The Deep has financed the UK's first International Union for Conservation of Nature (IUCN) Marine Officer helping to assess 20,000 marine species by 2020.
Zoos and aquariums are working harder than ever to dedicate efforts and resources to the survival of wild species. However conservation threats continue to escalate and prioritising efforts is an ever-growing challenge. It is important for the conservation community as a whole to respond to these challenges by developing new partnerships and new means of focusing and furthering conservation effort.
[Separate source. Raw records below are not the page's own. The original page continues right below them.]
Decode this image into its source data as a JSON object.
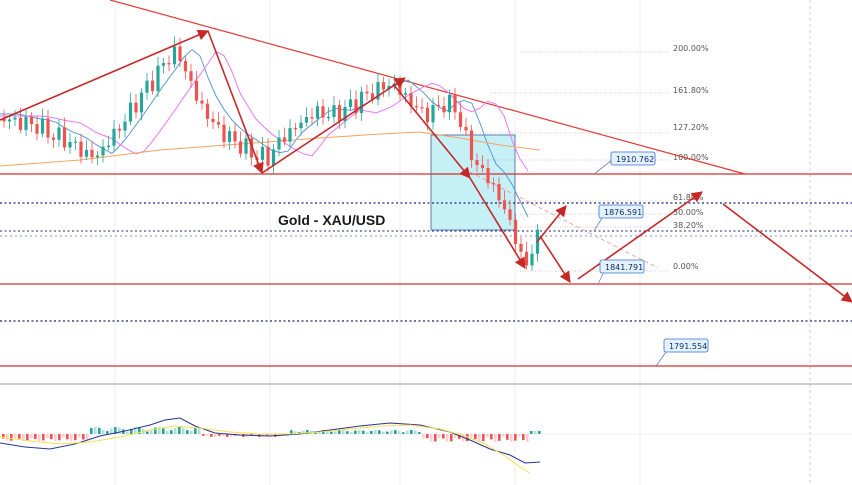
{
  "chart_data": {
    "type": "candlestick",
    "title": "Gold - XAU/USD",
    "colors": {
      "up": "#26a69a",
      "down": "#ef5350",
      "trendline": "#e53935",
      "arrow": "#c62828",
      "support": "#d32f2f",
      "dotted": "#1a237e",
      "box": "#b2ebf2",
      "ma_fast": "#5b9bd5",
      "ma_mid": "#e879f9",
      "ma_slow": "#f4a261",
      "label_bg": "#e3f2fd",
      "label_border": "#3a6fd8"
    },
    "fibonacci_levels": [
      "200.00%",
      "161.80%",
      "127.20%",
      "100.00%",
      "61.80%",
      "50.00%",
      "38.20%",
      "0.00%"
    ],
    "price_labels": [
      "1910.762",
      "1876.591",
      "1841.791",
      "1791.554"
    ]
  }
}
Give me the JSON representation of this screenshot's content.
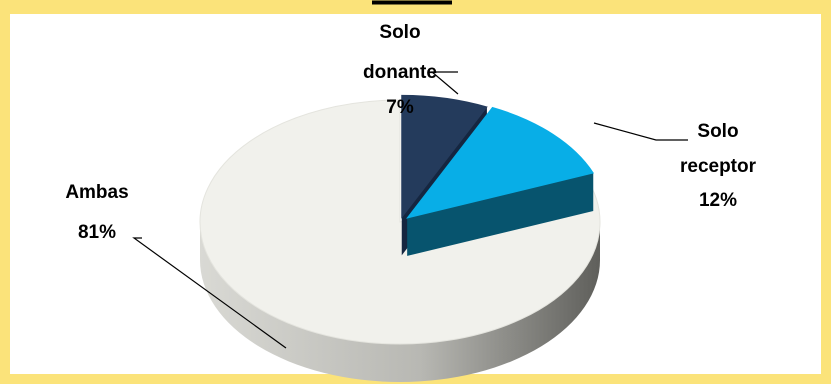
{
  "title_fragment": "——",
  "chart_data": {
    "type": "pie",
    "style": "3d-exploded",
    "legend": "none",
    "slices": [
      {
        "label_lines": [
          "Solo",
          "donante"
        ],
        "percent_label": "7%",
        "value": 7,
        "color": "#243b5c",
        "side_color": "#152640"
      },
      {
        "label_lines": [
          "Solo",
          "receptor"
        ],
        "percent_label": "12%",
        "value": 12,
        "color": "#08aee7",
        "side_color": "#07546e"
      },
      {
        "label_lines": [
          "Ambas"
        ],
        "percent_label": "81%",
        "value": 81,
        "color": "#f1f1ec",
        "side_color": "#8a8a86"
      }
    ]
  }
}
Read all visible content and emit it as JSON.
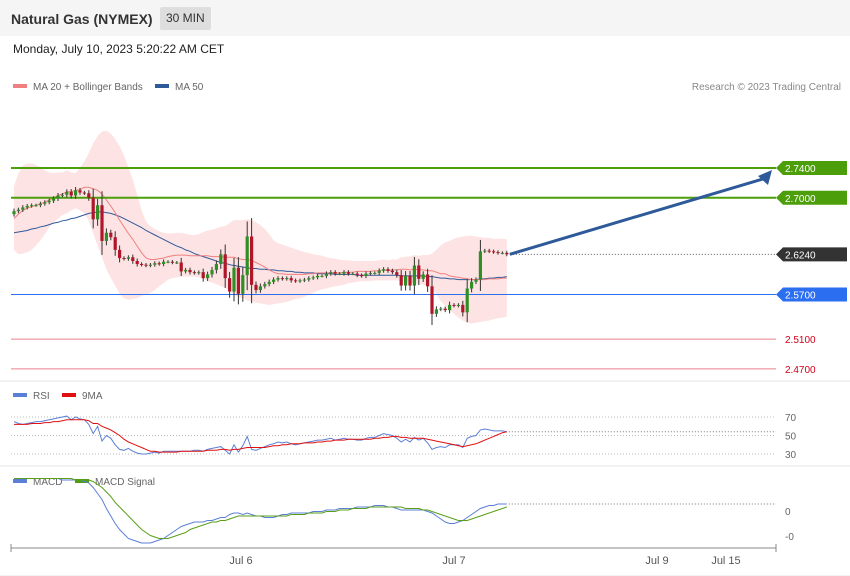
{
  "header": {
    "title": "Natural Gas (NYMEX)",
    "timeframe": "30 MIN"
  },
  "date": "Monday, July 10, 2023 5:20:22 AM CET",
  "legend": {
    "ma20": {
      "label": "MA 20 + Bollinger Bands",
      "color": "#f08080"
    },
    "ma50": {
      "label": "MA 50",
      "color": "#2e5a9a"
    },
    "credit": "Research © 2023 Trading Central"
  },
  "rsi_legend": {
    "rsi": "RSI",
    "ma": "9MA"
  },
  "macd_legend": {
    "macd": "MACD",
    "signal": "MACD Signal"
  },
  "chart_data": {
    "type": "candlestick",
    "price_range": [
      2.45,
      2.81
    ],
    "last_price": 2.624,
    "levels": [
      {
        "value": "2.7400",
        "kind": "resistance",
        "color": "#4c9e0a"
      },
      {
        "value": "2.7000",
        "kind": "resistance",
        "color": "#4c9e0a"
      },
      {
        "value": "2.6240",
        "kind": "last",
        "color": "#333333"
      },
      {
        "value": "2.5700",
        "kind": "pivot",
        "color": "#2b6ff0"
      },
      {
        "value": "2.5100",
        "kind": "support",
        "color": "#e8808a"
      },
      {
        "value": "2.4700",
        "kind": "support",
        "color": "#e8808a"
      }
    ],
    "x_labels": [
      "Jul 6",
      "Jul 7",
      "Jul 9",
      "Jul 15"
    ],
    "closes": [
      2.682,
      2.684,
      2.687,
      2.689,
      2.69,
      2.69,
      2.692,
      2.694,
      2.696,
      2.699,
      2.703,
      2.704,
      2.708,
      2.703,
      2.71,
      2.707,
      2.706,
      2.7,
      2.671,
      2.69,
      2.642,
      2.653,
      2.647,
      2.63,
      2.619,
      2.618,
      2.62,
      2.615,
      2.611,
      2.61,
      2.609,
      2.61,
      2.612,
      2.611,
      2.614,
      2.614,
      2.613,
      2.613,
      2.601,
      2.603,
      2.6,
      2.599,
      2.6,
      2.592,
      2.597,
      2.603,
      2.611,
      2.624,
      2.592,
      2.574,
      2.606,
      2.571,
      2.596,
      2.648,
      2.583,
      2.576,
      2.581,
      2.584,
      2.587,
      2.59,
      2.592,
      2.591,
      2.592,
      2.589,
      2.588,
      2.589,
      2.59,
      2.592,
      2.593,
      2.595,
      2.595,
      2.598,
      2.6,
      2.598,
      2.598,
      2.6,
      2.598,
      2.598,
      2.596,
      2.595,
      2.598,
      2.599,
      2.599,
      2.602,
      2.604,
      2.602,
      2.6,
      2.596,
      2.582,
      2.595,
      2.582,
      2.609,
      2.591,
      2.597,
      2.581,
      2.544,
      2.55,
      2.551,
      2.549,
      2.556,
      2.555,
      2.556,
      2.546,
      2.578,
      2.587,
      2.59,
      2.628,
      2.629,
      2.628,
      2.627,
      2.626,
      2.626,
      2.624
    ],
    "bb_upper": [
      2.715,
      2.733,
      2.743,
      2.746,
      2.746,
      2.744,
      2.741,
      2.737,
      2.734,
      2.733,
      2.734,
      2.734,
      2.737,
      2.734,
      2.733,
      2.74,
      2.749,
      2.76,
      2.773,
      2.783,
      2.789,
      2.79,
      2.786,
      2.779,
      2.769,
      2.757,
      2.741,
      2.724,
      2.704,
      2.683,
      2.668,
      2.662,
      2.658,
      2.655,
      2.653,
      2.652,
      2.652,
      2.653,
      2.653,
      2.652,
      2.65,
      2.65,
      2.651,
      2.654,
      2.656,
      2.657,
      2.659,
      2.661,
      2.662,
      2.666,
      2.67,
      2.67,
      2.67,
      2.671,
      2.67,
      2.667,
      2.663,
      2.658,
      2.651,
      2.643,
      2.639,
      2.637,
      2.635,
      2.633,
      2.631,
      2.629,
      2.627,
      2.626,
      2.624,
      2.623,
      2.622,
      2.62,
      2.619,
      2.618,
      2.617,
      2.616,
      2.616,
      2.615,
      2.615,
      2.615,
      2.615,
      2.615,
      2.615,
      2.616,
      2.617,
      2.616,
      2.617,
      2.617,
      2.62,
      2.621,
      2.621,
      2.623,
      2.622,
      2.623,
      2.623,
      2.625,
      2.63,
      2.636,
      2.64,
      2.642,
      2.645,
      2.647,
      2.648,
      2.649,
      2.649,
      2.648,
      2.647,
      2.646,
      2.646,
      2.645,
      2.645,
      2.645,
      2.644
    ],
    "bb_lower": [
      2.63,
      2.624,
      2.625,
      2.627,
      2.63,
      2.636,
      2.643,
      2.651,
      2.66,
      2.667,
      2.672,
      2.677,
      2.679,
      2.683,
      2.686,
      2.683,
      2.679,
      2.669,
      2.652,
      2.636,
      2.62,
      2.604,
      2.592,
      2.582,
      2.571,
      2.565,
      2.563,
      2.564,
      2.565,
      2.568,
      2.57,
      2.572,
      2.576,
      2.581,
      2.585,
      2.59,
      2.592,
      2.593,
      2.594,
      2.594,
      2.594,
      2.594,
      2.593,
      2.591,
      2.588,
      2.586,
      2.584,
      2.581,
      2.579,
      2.575,
      2.57,
      2.566,
      2.565,
      2.562,
      2.561,
      2.559,
      2.558,
      2.557,
      2.556,
      2.557,
      2.558,
      2.559,
      2.56,
      2.562,
      2.564,
      2.565,
      2.567,
      2.57,
      2.572,
      2.575,
      2.577,
      2.578,
      2.58,
      2.581,
      2.582,
      2.583,
      2.585,
      2.586,
      2.587,
      2.588,
      2.588,
      2.588,
      2.589,
      2.589,
      2.589,
      2.589,
      2.589,
      2.589,
      2.588,
      2.587,
      2.586,
      2.585,
      2.584,
      2.583,
      2.582,
      2.579,
      2.57,
      2.561,
      2.555,
      2.549,
      2.544,
      2.539,
      2.535,
      2.532,
      2.531,
      2.532,
      2.533,
      2.534,
      2.535,
      2.537,
      2.538,
      2.539,
      2.54
    ],
    "ma50": [
      2.653,
      2.654,
      2.655,
      2.656,
      2.658,
      2.659,
      2.661,
      2.662,
      2.664,
      2.666,
      2.667,
      2.669,
      2.67,
      2.672,
      2.673,
      2.675,
      2.677,
      2.679,
      2.68,
      2.681,
      2.681,
      2.68,
      2.679,
      2.677,
      2.675,
      2.672,
      2.669,
      2.666,
      2.663,
      2.66,
      2.656,
      2.653,
      2.65,
      2.647,
      2.644,
      2.641,
      2.638,
      2.635,
      2.633,
      2.63,
      2.628,
      2.625,
      2.623,
      2.621,
      2.619,
      2.617,
      2.615,
      2.613,
      2.612,
      2.61,
      2.609,
      2.608,
      2.607,
      2.606,
      2.605,
      2.605,
      2.604,
      2.604,
      2.603,
      2.603,
      2.602,
      2.602,
      2.601,
      2.601,
      2.6,
      2.6,
      2.599,
      2.599,
      2.599,
      2.598,
      2.598,
      2.598,
      2.598,
      2.597,
      2.597,
      2.597,
      2.597,
      2.597,
      2.596,
      2.596,
      2.596,
      2.596,
      2.596,
      2.596,
      2.596,
      2.596,
      2.596,
      2.596,
      2.595,
      2.595,
      2.595,
      2.595,
      2.595,
      2.595,
      2.594,
      2.594,
      2.593,
      2.592,
      2.592,
      2.591,
      2.591,
      2.59,
      2.59,
      2.59,
      2.59,
      2.59,
      2.591,
      2.591,
      2.592,
      2.592,
      2.593,
      2.593,
      2.594
    ],
    "ma20": [
      2.672,
      2.678,
      2.683,
      2.686,
      2.688,
      2.69,
      2.692,
      2.694,
      2.697,
      2.7,
      2.703,
      2.705,
      2.708,
      2.708,
      2.71,
      2.711,
      2.714,
      2.714,
      2.712,
      2.71,
      2.705,
      2.697,
      2.689,
      2.68,
      2.67,
      2.661,
      2.652,
      2.644,
      2.635,
      2.626,
      2.619,
      2.617,
      2.617,
      2.618,
      2.619,
      2.621,
      2.622,
      2.623,
      2.623,
      2.623,
      2.622,
      2.622,
      2.622,
      2.622,
      2.622,
      2.621,
      2.621,
      2.621,
      2.62,
      2.62,
      2.62,
      2.618,
      2.617,
      2.617,
      2.616,
      2.613,
      2.61,
      2.607,
      2.603,
      2.6,
      2.598,
      2.598,
      2.597,
      2.597,
      2.597,
      2.597,
      2.597,
      2.598,
      2.598,
      2.599,
      2.599,
      2.599,
      2.599,
      2.599,
      2.599,
      2.6,
      2.6,
      2.6,
      2.601,
      2.601,
      2.601,
      2.601,
      2.602,
      2.602,
      2.603,
      2.602,
      2.603,
      2.603,
      2.604,
      2.604,
      2.603,
      2.604,
      2.603,
      2.603,
      2.602,
      2.602,
      2.6,
      2.598,
      2.598,
      2.595,
      2.594,
      2.593,
      2.592,
      2.591,
      2.59,
      2.59,
      2.59,
      2.59,
      2.591,
      2.591,
      2.591,
      2.592,
      2.592
    ],
    "rsi": [
      65,
      63,
      62,
      63,
      64,
      65,
      65,
      66,
      67,
      68,
      69,
      70,
      71,
      67,
      70,
      68,
      67,
      62,
      52,
      60,
      44,
      50,
      47,
      40,
      35,
      34,
      36,
      33,
      31,
      30,
      30,
      31,
      32,
      31,
      33,
      33,
      33,
      33,
      33,
      33,
      33,
      34,
      34,
      33,
      35,
      36,
      37,
      38,
      34,
      30,
      40,
      32,
      39,
      49,
      35,
      34,
      36,
      38,
      40,
      41,
      43,
      42,
      43,
      41,
      40,
      41,
      42,
      43,
      44,
      45,
      45,
      46,
      47,
      45,
      46,
      47,
      46,
      46,
      45,
      45,
      47,
      48,
      48,
      50,
      52,
      51,
      50,
      47,
      43,
      46,
      43,
      48,
      45,
      47,
      42,
      35,
      37,
      38,
      37,
      40,
      40,
      40,
      37,
      47,
      49,
      50,
      56,
      57,
      56,
      55,
      55,
      55,
      54
    ],
    "rsi_ma": [
      62,
      62,
      62,
      62,
      63,
      63,
      63,
      64,
      64,
      65,
      65,
      66,
      67,
      67,
      67,
      67,
      67,
      66,
      63,
      63,
      60,
      58,
      56,
      53,
      50,
      46,
      43,
      41,
      39,
      37,
      35,
      33,
      33,
      32,
      32,
      32,
      32,
      32,
      33,
      33,
      33,
      33,
      33,
      33,
      34,
      34,
      34,
      35,
      35,
      34,
      35,
      35,
      36,
      37,
      37,
      37,
      37,
      37,
      38,
      39,
      39,
      40,
      40,
      41,
      41,
      41,
      42,
      42,
      42,
      43,
      43,
      44,
      44,
      45,
      45,
      45,
      46,
      46,
      46,
      46,
      46,
      46,
      47,
      47,
      48,
      48,
      49,
      49,
      48,
      48,
      47,
      47,
      47,
      47,
      46,
      45,
      44,
      43,
      42,
      41,
      40,
      39,
      38,
      39,
      40,
      41,
      43,
      45,
      47,
      49,
      51,
      53,
      54
    ],
    "macd": [
      0.021,
      0.021,
      0.021,
      0.021,
      0.021,
      0.021,
      0.021,
      0.021,
      0.021,
      0.021,
      0.021,
      0.02,
      0.02,
      0.02,
      0.02,
      0.02,
      0.019,
      0.018,
      0.015,
      0.011,
      0.007,
      0.001,
      -0.004,
      -0.009,
      -0.013,
      -0.016,
      -0.019,
      -0.02,
      -0.021,
      -0.022,
      -0.022,
      -0.022,
      -0.021,
      -0.02,
      -0.019,
      -0.017,
      -0.015,
      -0.013,
      -0.011,
      -0.01,
      -0.009,
      -0.008,
      -0.008,
      -0.008,
      -0.007,
      -0.007,
      -0.006,
      -0.005,
      -0.005,
      -0.003,
      -0.002,
      -0.002,
      -0.003,
      -0.002,
      -0.003,
      -0.004,
      -0.004,
      -0.005,
      -0.005,
      -0.005,
      -0.004,
      -0.003,
      -0.003,
      -0.002,
      -0.002,
      -0.002,
      -0.002,
      -0.002,
      -0.001,
      -0.001,
      -0.001,
      0.0,
      0.0,
      0.0,
      0.001,
      0.001,
      0.001,
      0.001,
      0.002,
      0.002,
      0.002,
      0.002,
      0.003,
      0.003,
      0.003,
      0.002,
      0.002,
      0.001,
      0.0,
      0.0,
      0.0,
      0.0,
      0.0,
      0.0,
      -0.001,
      -0.002,
      -0.004,
      -0.006,
      -0.008,
      -0.009,
      -0.009,
      -0.008,
      -0.007,
      -0.005,
      -0.003,
      -0.001,
      0.001,
      0.002,
      0.003,
      0.003,
      0.004,
      0.004,
      0.004
    ],
    "macd_signal": [
      0.021,
      0.021,
      0.021,
      0.021,
      0.021,
      0.021,
      0.021,
      0.021,
      0.021,
      0.021,
      0.021,
      0.021,
      0.021,
      0.021,
      0.02,
      0.02,
      0.02,
      0.02,
      0.019,
      0.017,
      0.015,
      0.012,
      0.009,
      0.005,
      0.002,
      -0.001,
      -0.004,
      -0.007,
      -0.01,
      -0.013,
      -0.015,
      -0.017,
      -0.018,
      -0.019,
      -0.019,
      -0.019,
      -0.018,
      -0.017,
      -0.016,
      -0.015,
      -0.013,
      -0.012,
      -0.011,
      -0.01,
      -0.009,
      -0.008,
      -0.008,
      -0.007,
      -0.007,
      -0.006,
      -0.005,
      -0.004,
      -0.004,
      -0.004,
      -0.004,
      -0.004,
      -0.004,
      -0.004,
      -0.004,
      -0.004,
      -0.004,
      -0.004,
      -0.004,
      -0.003,
      -0.003,
      -0.003,
      -0.003,
      -0.002,
      -0.002,
      -0.002,
      -0.002,
      -0.001,
      -0.001,
      -0.001,
      0.0,
      0.0,
      0.0,
      0.001,
      0.001,
      0.001,
      0.001,
      0.002,
      0.002,
      0.002,
      0.002,
      0.002,
      0.002,
      0.002,
      0.002,
      0.001,
      0.001,
      0.001,
      0.001,
      0.0,
      0.0,
      -0.001,
      -0.002,
      -0.003,
      -0.004,
      -0.005,
      -0.006,
      -0.007,
      -0.007,
      -0.007,
      -0.006,
      -0.005,
      -0.004,
      -0.003,
      -0.002,
      -0.001,
      0.0,
      0.001,
      0.002
    ],
    "rsi_ticks": [
      "70",
      "50",
      "30"
    ],
    "macd_ticks": [
      "0",
      "-0"
    ]
  }
}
The International Union for Conservation of Nature (IUCN) Species Survival Commission (SSC) has, for some time now, been building a stronger relationship with zoos and aquariums. In April 2016, the IUCN established a functioning partnership with The Deep. As a result The Deep has employed a full time Marine Red List Officer that will work jointly with the IUCN. The primary responsability of the role is to contribute to a target of assessing the extinction threat faced by 20,000 marine species for the inclusion on the IUCN Red List by 2020.
Having been fully trained by the IUCN Red List team, The Deep's Red List Officer will contribute to species assessments, funding proposals and publications of data. This is the first position of its kind to be established and represents a new avenue of progress, further cementing the importance of zoos and aquaria in species conservation strategies. Through this position The Deep aims to make significant contributions to the IUCN Red List as well as drive public awareness and help to develop further partnerships with other institutions around the world.
The zoo and aquarium community has long been a keystone for the successful conservation of species at a global scale, but the opportunities now being crafted with the IUCN offer new potential for a more inclusive, holistic approach, to the benefit of effective conservation.
More than 73,600 species have been assessed via The Red List so far, but marine species are still dangerously under-evaluated. Only 11,631 marine species have been assessed and over 1,093 are threatened with extinction.
Our aim is to inspire other zoos and aquariums to join forces to help assess more species. By combining expertise and knowledge, and increased access to resources, these partnerships will create a global network of scientists feeding into essential work of the IUCN.